Perburuan menghasilkan satu bagor atau karung plastik isi kelelawar untuk dimasak, dimakan, diawetkan atau dimanfaatkan jerohannya sebagai obat.
Biasanya dibikin rica-rica, bumbu sate, pakai bumbu rendang atau digoreng. "Dibagi rata dapat sekitar 20-40 ekor ke setiap orang," kata Roji.
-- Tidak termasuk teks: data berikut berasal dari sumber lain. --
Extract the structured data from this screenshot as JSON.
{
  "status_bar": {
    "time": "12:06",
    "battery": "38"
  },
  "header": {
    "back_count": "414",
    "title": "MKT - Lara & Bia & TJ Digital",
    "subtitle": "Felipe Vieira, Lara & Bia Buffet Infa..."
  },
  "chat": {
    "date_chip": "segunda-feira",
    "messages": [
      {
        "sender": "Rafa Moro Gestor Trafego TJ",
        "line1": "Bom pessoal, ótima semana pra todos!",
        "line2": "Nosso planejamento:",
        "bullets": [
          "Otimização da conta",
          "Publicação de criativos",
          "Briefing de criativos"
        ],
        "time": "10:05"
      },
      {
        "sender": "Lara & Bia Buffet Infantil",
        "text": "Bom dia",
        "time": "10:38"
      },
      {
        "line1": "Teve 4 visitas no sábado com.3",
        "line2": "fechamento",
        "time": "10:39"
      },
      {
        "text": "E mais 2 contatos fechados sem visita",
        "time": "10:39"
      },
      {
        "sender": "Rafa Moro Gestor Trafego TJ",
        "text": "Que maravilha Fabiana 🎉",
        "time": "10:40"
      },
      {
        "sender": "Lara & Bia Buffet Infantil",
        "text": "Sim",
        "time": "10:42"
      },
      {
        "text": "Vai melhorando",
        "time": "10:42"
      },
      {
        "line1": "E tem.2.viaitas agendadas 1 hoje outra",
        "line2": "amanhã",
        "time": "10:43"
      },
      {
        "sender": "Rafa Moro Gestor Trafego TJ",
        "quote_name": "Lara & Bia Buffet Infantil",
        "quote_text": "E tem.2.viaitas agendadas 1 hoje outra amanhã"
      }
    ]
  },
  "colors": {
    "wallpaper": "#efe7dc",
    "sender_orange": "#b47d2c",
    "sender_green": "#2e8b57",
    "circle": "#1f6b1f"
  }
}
Perburuan warga hanya berlangsung di curug atau sungai berair terjun di wilayah Nglambur bagian bawah. Warga menamainya curug Watu Segandul, dinamai demikian karena ada dua batu menggantung yang berada di tengah aliran air terjun. Batu mencuat yang seolah menggantung atau nggandul, menyisakan celah di antaranya.
Curug itu bertingkat, sehingga warga mesti naik tebing licin ekstrem, masuk goa sempit, naik pakai tali, lalu tiba di sebuah lorong datar yang kanan dan kirinya adalah tebing tegak lurus menjulang. Di lorong itu tempat mereka berburu kelelawar.
Warga hanya bisa berburu ketika sungai mengering saat musim kemarau panjang seperti sekarang. Ketika sungai kering, warga bahkan bisa leluasa berjalan kaki di dasar sungai.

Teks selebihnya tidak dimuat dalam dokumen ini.